Blues Guitar Women reviewed by Mark Thompson

Blues Guitar Women
Various Artists
Ruf Records
Disc 1 – 15 tracks/67:20
Disc 2 – 14 tracks/49:33

This collection has a number of things to offer to serious Blues fans. To start, it is divided into two discs: Contemporary and Traditional Blues Women. Together the 29 tracks show the universal appeal of Blues music. The musicians range in age from teenagers to ninety-plus years. One is from Canada (Sue Foley), another from Yugoslavia (Ana Popovic) and a third from that Blues hotspot, Finland (Erja Lyytinen)!!! Some are household names while others barely escaped obscurity.

Their styles cover the entire spectrum from the quiet elegance of Etta Baker’s Piedmont–style playing through the juke-joint for the Mississippi hill style of Jessie Mae Hemphill, moving on to the hard rockin’ contemporary style of a new group, the Lara Price Band featuring Laura Chavez on guitar. These ladies burn through a version of Buddy Guy’s “Can’t Quit the Blues” to open the first disc in fine style. Next comes Debbie Davies with plenty of always fine playing on the humorous “Takin’ it All to Vegas”. Another newcomer to the scene is Erja Lyytinen. She updates the Elmore James slide-guitar style on “Dreamland Blues”. If the rest of her forthcoming US release sounds this good, look out!!!!! Other highlights include veteran Barbara Lynn showing her considerable skills on the instrumental “Lynn’s Blues” and a duet by Maria Muldaur & Bonnie Raitt accompanied only by Raitt’s slide guitar. They take you to church with the gospel standard “It’s a Blessing”.

The second disc features mostly acoustic Blues with two artists associated with the Music Maker Relief Foundation starting it off. Precious Byrant offers a jaunty take on “Fool Me Good” while Algia Mae Hinton proves she has not lost her ability to sing or pick the guitar at seventy-plus years young. The real bonus on this disc is the last four tracks. The closing number comes from Memphis Minnie, one of the first Blues women to achieve fame through her recordings. It is said that Minnie could play as well as any man in addition to belting out impassioned vocals, as you hear on “In My Girlish Days”.

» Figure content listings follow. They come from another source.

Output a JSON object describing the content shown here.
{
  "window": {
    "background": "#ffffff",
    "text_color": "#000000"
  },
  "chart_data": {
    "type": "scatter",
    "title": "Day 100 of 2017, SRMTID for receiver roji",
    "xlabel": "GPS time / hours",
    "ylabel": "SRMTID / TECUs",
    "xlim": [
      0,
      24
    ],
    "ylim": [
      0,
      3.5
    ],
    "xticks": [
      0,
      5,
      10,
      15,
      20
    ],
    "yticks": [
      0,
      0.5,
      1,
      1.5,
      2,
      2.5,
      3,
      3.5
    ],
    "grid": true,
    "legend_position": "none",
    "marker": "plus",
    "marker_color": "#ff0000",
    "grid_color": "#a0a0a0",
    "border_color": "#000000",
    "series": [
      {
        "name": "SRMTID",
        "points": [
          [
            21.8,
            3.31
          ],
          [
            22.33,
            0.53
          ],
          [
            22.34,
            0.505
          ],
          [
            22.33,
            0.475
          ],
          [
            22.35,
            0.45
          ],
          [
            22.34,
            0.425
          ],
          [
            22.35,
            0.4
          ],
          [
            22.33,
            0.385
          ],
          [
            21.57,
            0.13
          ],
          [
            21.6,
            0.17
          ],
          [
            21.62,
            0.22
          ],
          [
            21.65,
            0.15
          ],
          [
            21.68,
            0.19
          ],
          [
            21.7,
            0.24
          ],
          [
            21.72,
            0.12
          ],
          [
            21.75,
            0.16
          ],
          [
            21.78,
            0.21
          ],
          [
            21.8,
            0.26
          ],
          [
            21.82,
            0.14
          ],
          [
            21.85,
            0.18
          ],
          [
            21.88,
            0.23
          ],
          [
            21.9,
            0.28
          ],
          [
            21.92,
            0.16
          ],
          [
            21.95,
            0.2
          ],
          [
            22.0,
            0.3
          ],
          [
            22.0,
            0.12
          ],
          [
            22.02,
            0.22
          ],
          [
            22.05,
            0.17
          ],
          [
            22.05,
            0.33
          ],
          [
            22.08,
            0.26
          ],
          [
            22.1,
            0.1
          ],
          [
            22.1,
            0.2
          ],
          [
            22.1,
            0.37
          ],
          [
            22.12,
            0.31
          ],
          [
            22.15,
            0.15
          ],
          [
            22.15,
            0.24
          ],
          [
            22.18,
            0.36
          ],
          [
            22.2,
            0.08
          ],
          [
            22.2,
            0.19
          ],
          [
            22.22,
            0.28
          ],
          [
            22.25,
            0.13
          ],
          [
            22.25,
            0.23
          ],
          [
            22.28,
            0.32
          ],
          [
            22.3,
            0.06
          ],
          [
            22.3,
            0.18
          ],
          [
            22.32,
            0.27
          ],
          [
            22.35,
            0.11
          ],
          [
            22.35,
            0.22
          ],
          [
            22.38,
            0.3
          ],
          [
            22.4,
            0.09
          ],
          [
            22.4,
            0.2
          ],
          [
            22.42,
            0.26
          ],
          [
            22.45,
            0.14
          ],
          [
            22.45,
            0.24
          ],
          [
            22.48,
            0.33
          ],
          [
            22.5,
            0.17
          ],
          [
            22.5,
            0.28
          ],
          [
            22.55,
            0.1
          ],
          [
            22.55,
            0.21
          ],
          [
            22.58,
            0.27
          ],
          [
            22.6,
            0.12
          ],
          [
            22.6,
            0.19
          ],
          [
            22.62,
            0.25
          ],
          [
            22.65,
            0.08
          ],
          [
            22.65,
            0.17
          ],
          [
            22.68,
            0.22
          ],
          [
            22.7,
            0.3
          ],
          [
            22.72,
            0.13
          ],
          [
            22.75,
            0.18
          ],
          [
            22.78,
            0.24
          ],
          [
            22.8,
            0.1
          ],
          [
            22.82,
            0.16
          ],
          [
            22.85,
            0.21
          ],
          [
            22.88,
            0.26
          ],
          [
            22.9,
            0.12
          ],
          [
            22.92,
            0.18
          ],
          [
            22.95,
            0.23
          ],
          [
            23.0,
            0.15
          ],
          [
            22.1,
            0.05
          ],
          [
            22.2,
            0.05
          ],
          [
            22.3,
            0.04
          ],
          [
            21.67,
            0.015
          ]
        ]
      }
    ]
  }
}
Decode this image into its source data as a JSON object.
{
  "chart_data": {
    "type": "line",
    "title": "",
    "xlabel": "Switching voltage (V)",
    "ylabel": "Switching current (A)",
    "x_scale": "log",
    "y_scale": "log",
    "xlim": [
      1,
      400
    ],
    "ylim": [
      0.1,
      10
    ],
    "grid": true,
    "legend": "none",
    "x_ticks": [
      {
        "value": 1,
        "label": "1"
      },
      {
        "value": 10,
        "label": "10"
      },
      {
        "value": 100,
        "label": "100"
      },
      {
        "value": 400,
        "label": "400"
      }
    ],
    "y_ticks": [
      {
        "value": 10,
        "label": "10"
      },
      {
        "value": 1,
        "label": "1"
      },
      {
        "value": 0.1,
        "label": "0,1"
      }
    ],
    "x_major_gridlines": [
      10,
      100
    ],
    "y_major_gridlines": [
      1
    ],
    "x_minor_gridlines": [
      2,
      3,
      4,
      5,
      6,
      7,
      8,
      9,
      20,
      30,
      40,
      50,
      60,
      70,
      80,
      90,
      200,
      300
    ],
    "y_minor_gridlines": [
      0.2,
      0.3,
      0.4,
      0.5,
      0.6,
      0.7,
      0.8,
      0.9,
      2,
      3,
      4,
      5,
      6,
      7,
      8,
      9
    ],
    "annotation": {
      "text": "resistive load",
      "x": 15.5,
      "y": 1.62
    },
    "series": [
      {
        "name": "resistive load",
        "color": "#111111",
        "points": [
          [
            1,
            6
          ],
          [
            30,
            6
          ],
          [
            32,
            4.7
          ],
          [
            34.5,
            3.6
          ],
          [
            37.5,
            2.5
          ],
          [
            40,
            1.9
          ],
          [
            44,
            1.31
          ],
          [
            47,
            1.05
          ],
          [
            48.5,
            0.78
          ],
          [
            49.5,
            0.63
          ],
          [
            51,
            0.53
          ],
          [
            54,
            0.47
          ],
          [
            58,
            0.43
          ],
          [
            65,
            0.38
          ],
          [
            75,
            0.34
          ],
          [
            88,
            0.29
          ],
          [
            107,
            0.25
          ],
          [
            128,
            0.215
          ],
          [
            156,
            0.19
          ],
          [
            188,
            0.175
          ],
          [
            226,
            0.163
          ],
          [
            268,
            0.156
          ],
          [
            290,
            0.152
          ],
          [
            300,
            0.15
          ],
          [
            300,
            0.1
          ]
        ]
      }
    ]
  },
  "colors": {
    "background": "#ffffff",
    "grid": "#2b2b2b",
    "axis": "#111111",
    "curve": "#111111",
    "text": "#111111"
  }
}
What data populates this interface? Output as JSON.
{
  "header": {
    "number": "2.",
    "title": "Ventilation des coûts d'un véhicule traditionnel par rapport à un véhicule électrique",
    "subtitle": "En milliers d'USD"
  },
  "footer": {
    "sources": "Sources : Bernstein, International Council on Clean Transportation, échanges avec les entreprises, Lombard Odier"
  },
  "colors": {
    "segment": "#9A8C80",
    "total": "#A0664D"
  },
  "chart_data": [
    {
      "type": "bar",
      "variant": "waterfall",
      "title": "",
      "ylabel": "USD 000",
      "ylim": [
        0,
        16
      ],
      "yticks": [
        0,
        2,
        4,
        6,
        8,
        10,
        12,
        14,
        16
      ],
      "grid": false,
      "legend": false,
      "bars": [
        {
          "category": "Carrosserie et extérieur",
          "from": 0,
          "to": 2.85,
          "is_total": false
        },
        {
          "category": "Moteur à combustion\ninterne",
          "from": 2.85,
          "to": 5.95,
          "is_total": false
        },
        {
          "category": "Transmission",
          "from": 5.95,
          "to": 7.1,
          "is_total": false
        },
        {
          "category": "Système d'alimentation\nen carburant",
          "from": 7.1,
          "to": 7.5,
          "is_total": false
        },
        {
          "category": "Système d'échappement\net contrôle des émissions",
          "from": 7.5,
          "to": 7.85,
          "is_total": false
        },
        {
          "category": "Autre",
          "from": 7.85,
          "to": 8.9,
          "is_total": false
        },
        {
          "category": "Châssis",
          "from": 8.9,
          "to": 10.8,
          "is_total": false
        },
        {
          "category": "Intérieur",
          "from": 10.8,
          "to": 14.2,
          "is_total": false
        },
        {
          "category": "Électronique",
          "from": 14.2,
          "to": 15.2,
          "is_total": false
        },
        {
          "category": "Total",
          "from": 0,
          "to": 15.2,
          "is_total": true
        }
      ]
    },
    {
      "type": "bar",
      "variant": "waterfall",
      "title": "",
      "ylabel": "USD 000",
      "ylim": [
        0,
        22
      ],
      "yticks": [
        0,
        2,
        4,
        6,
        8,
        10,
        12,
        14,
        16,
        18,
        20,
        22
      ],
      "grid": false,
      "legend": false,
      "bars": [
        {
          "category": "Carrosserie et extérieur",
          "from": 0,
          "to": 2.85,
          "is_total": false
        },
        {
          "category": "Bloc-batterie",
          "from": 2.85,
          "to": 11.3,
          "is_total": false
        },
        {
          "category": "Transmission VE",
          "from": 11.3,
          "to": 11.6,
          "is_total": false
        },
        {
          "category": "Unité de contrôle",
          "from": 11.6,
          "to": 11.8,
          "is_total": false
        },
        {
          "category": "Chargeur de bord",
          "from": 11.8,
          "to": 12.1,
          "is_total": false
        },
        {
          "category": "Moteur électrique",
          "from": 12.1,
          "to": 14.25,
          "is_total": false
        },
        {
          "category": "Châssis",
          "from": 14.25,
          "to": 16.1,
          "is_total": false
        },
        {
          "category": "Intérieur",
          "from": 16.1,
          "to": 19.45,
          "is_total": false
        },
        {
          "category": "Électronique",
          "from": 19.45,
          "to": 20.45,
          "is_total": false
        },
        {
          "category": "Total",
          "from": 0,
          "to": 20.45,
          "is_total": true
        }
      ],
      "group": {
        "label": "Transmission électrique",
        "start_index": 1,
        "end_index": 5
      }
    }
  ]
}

The other three cuts are from Mattie Delaney, Elvie Thomas and Geechie Wiley. If these names aren’t familiar, don’t worry about it. Each woman recorded several songs and then disappeared into history. Nothing is known about them except for the records they made. I was particularly excited to hear Wiley again. I had heard another track by her several years ago that was outstanding. She starts “Skinny Legs Blues” with a booming guitar lick before singing about sex and death in a voice that still resonates with emotion.

The set includes a full-color booklet pictures and brief biographies of most of the women. Ruf has put together a strong package that runs the gamut of the Blues spectrum. The two discs contain a wealth of Blues that will appeal to the new fan or the veteran listener. Make sure to grab a copy of this one!!!!